The extravaganza began when a northern Maine police chief let it be known, via Facebook, that he’d received a request from the Bangor Daily News for concealed weapons permit holders. Allies of the National Rifle Association went into action, with the eager assistance of House Republicans.
The outrage they tried to stir was traceable directly to the peculiar decision by a suburban New York newspaper, just weeks after the elementary school massacre in Newtown, Conn., to “publish” names and addresses of concealed weapons permit holders.
It was odd because the Journal News never clearly identified a reason for online release, which never appeared in print. It wasn’t genuine reporting but a data dump, and a dubious proceeding for an organization that’s supposed to provide focus and context.
The BDN request was different. As its editor struggled to explain, it wanted statistical information related to domestic violence, and concealed weapons permits are one public source. There’s no statewide database because permit applications remain with the issuing municipality.
The newspaper said it wouldn’t have released any names and addresses, and there’s no reason to doubt this. The request was filed earlier than anticipated because Rep. Corey Wilson (R-Augusta) introduced a bill that would seal permit documents.
The supposed “firestorm” that prompted rapid legislative action had all the hallmarks of a counter-offensive against the dread prospect that some sensible restrictions on firearms may finally be enacted in the wake of Newtown.
For decades, the NRA has beaten back legislative proposals that had overwhelming public support.

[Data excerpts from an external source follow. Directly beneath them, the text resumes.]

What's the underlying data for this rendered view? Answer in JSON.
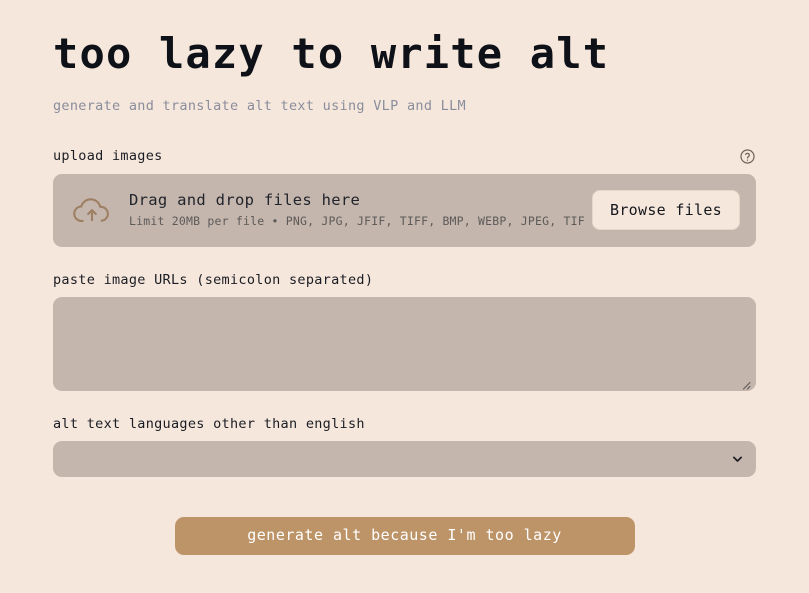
{
  "header": {
    "title": "too lazy to write alt",
    "subtitle": "generate and translate alt text using VLP and LLM"
  },
  "upload": {
    "label": "upload images",
    "help_icon": "question-circle-icon",
    "cloud_icon": "cloud-upload-icon",
    "dropzone_title": "Drag and drop files here",
    "dropzone_hint": "Limit 20MB per file • PNG, JPG, JFIF, TIFF, BMP, WEBP, JPEG, TIF",
    "browse_label": "Browse files"
  },
  "urls": {
    "label": "paste image URLs (semicolon separated)",
    "value": "",
    "placeholder": ""
  },
  "languages": {
    "label": "alt text languages other than english",
    "selected": "",
    "placeholder": "",
    "chevron_icon": "chevron-down-icon"
  },
  "submit": {
    "label": "generate alt because I'm too lazy"
  },
  "colors": {
    "page_background": "#f6e7dc",
    "input_background": "#c4b6ad",
    "accent_button": "#bd9368",
    "icon_accent": "#9e7f63",
    "subtitle_text": "#8a8d9c",
    "primary_text": "#0e1117"
  }
}
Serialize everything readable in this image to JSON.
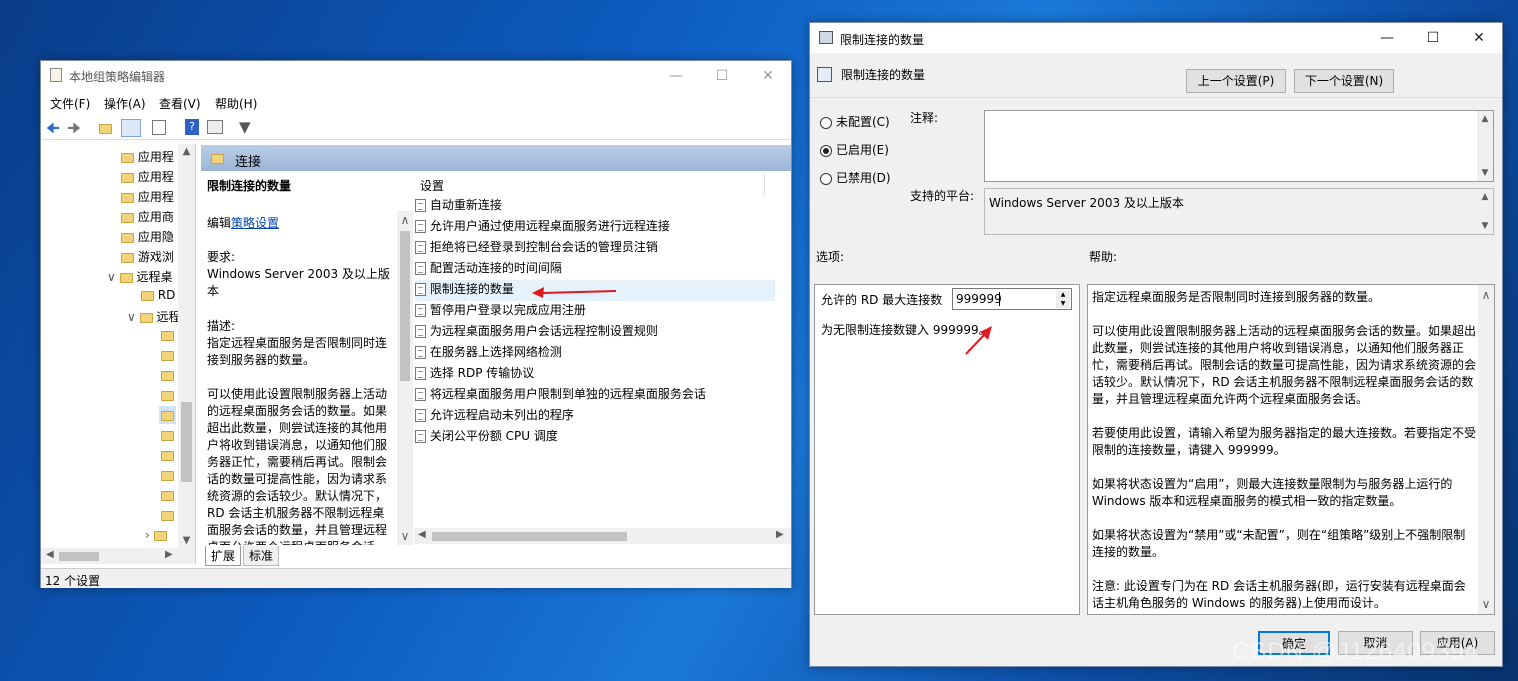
{
  "left": {
    "title": "本地组策略编辑器",
    "menu": [
      "文件(F)",
      "操作(A)",
      "查看(V)",
      "帮助(H)"
    ],
    "tree": [
      "应用程",
      "应用程",
      "应用程",
      "应用商",
      "应用隐",
      "游戏浏",
      "远程桌",
      "RD",
      "远程"
    ],
    "header": "连接",
    "desc_title": "限制连接的数量",
    "edit_prefix": "编辑",
    "edit_link": "策略设置",
    "req_label": "要求:",
    "req_text": "Windows Server 2003 及以上版本",
    "desc_label": "描述:",
    "desc_text": "指定远程桌面服务是否限制同时连接到服务器的数量。\n\n可以使用此设置限制服务器上活动的远程桌面服务会话的数量。如果超出此数量，则尝试连接的其他用户将收到错误消息，以通知他们服务器正忙，需要稍后再试。限制会话的数量可提高性能，因为请求系统资源的会话较少。默认情况下，RD 会话主机服务器不限制远程桌面服务会话的数量，并且管理远程桌面允许两个远程桌面服务会话。",
    "list_header": "设置",
    "settings": [
      "自动重新连接",
      "允许用户通过使用远程桌面服务进行远程连接",
      "拒绝将已经登录到控制台会话的管理员注销",
      "配置活动连接的时间间隔",
      "限制连接的数量",
      "暂停用户登录以完成应用注册",
      "为远程桌面服务用户会话远程控制设置规则",
      "在服务器上选择网络检测",
      "选择 RDP 传输协议",
      "将远程桌面服务用户限制到单独的远程桌面服务会话",
      "允许远程启动未列出的程序",
      "关闭公平份额 CPU 调度"
    ],
    "tabs": [
      "扩展",
      "标准"
    ],
    "status": "12 个设置"
  },
  "dialog": {
    "title": "限制连接的数量",
    "policy_name": "限制连接的数量",
    "prev_btn": "上一个设置(P)",
    "next_btn": "下一个设置(N)",
    "radio_not_configured": "未配置(C)",
    "radio_enabled": "已启用(E)",
    "radio_disabled": "已禁用(D)",
    "comment_label": "注释:",
    "platform_label": "支持的平台:",
    "platform_value": "Windows Server 2003 及以上版本",
    "options_label": "选项:",
    "help_label": "帮助:",
    "max_label": "允许的 RD 最大连接数",
    "max_value": "999999",
    "unlimited_hint": "为无限制连接数键入 999999。",
    "help_text": "指定远程桌面服务是否限制同时连接到服务器的数量。\n\n可以使用此设置限制服务器上活动的远程桌面服务会话的数量。如果超出此数量，则尝试连接的其他用户将收到错误消息，以通知他们服务器正忙，需要稍后再试。限制会话的数量可提高性能，因为请求系统资源的会话较少。默认情况下，RD 会话主机服务器不限制远程桌面服务会话的数量，并且管理远程桌面允许两个远程桌面服务会话。\n\n若要使用此设置，请输入希望为服务器指定的最大连接数。若要指定不受限制的连接数量，请键入 999999。\n\n如果将状态设置为“启用”，则最大连接数量限制为与服务器上运行的 Windows 版本和远程桌面服务的模式相一致的指定数量。\n\n如果将状态设置为“禁用”或“未配置”，则在“组策略”级别上不强制限制连接的数量。\n\n注意: 此设置专门为在 RD 会话主机服务器(即，运行安装有远程桌面会话主机角色服务的 Windows 的服务器)上使用而设计。",
    "ok": "确定",
    "cancel": "取消",
    "apply": "应用(A)"
  },
  "watermark": "CSDN @J126409394"
}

Lately, polls show 90 percent of the public – yes, 90 percent -- supporting universal background checks for firearms purchases. People understand that allowing mentally unstable individuals to buy guns that are later used in mass shootings isn’t a vindication of the Second Amendment but a violation of basic public safety. The NRA remains unmoved.
So the BDN request may seem like a godsend to certain politicians and lobbyists set back on their heels. It is no such thing. Other than the outrage supposedly felt by concealed weapons permit holders, no one has advanced a plausible reason for sealing these records.
There are dozens of public records that would cause discomfort if someone published them en masse. Most Mainers have a speeding violation, and would be embarrassed if someone published it. Business bankruptcies, divorces, court proceedings – all contain information some would like to remain private.
Government employees would doubtless prefer that their salaries not be available on the Maine Heritage Policy Center’s website. They won’t be reassured by its proclaimed commitment to “tracking every penny of wasteful spending and fiscal mismanagement,” as if a list of salaries and benefits showed that. But no one’s suggesting these records be sealed.
What’s different about concealed weapons permits? Hard to say. For every theory that allowing public access could convince someone to burglarize a home, there’s the equally convincing argument that such knowledge is a deterrent.
One particularly delicious piece of hypocrisy comes from the Sportsman’s Alliance of Maine, whose executive director, former state Sen. David Trahan, leaped into the fray. Trahan accused newspapers of trying to “label permit holders … with a scarlet letter,” and said newspapers “have failed to police their ranks.” To the contrary, the overwhelming majority of newspapers commenting on the posting of permit holder names condemned it. That’s all the power newspapers have.
But what about SAM? The same organization decrying public access to concealed weapons permits makes extensive use of the state’s list of resident and out-of-state hunting permits to recruit members.
Here’s the problem – holders of hunting permits are even more likely to have firearms at home than concealed weapons permit holders, who may just want them on occasion. If it’s OK to access, and possibly publish, hunting licenses, what’s so different about concealed weapons? I don’t believe SAM can persuasively answer that question.
SAM is well known as a lobbyist for sporting interests. Who’s it defending in the concealed weapons debate? Sportsmen or the NRA?
Legislators were buffaloed into enacting the moratorium by an intense but illogical show of outrage. It won’t get any easier when the Judiciary Committee hears the bill for a permanent shutdown. But before wilting again, legislators should ask: Is there a convincing reason for this bill? Or is it just a well-crafted theatrical performance?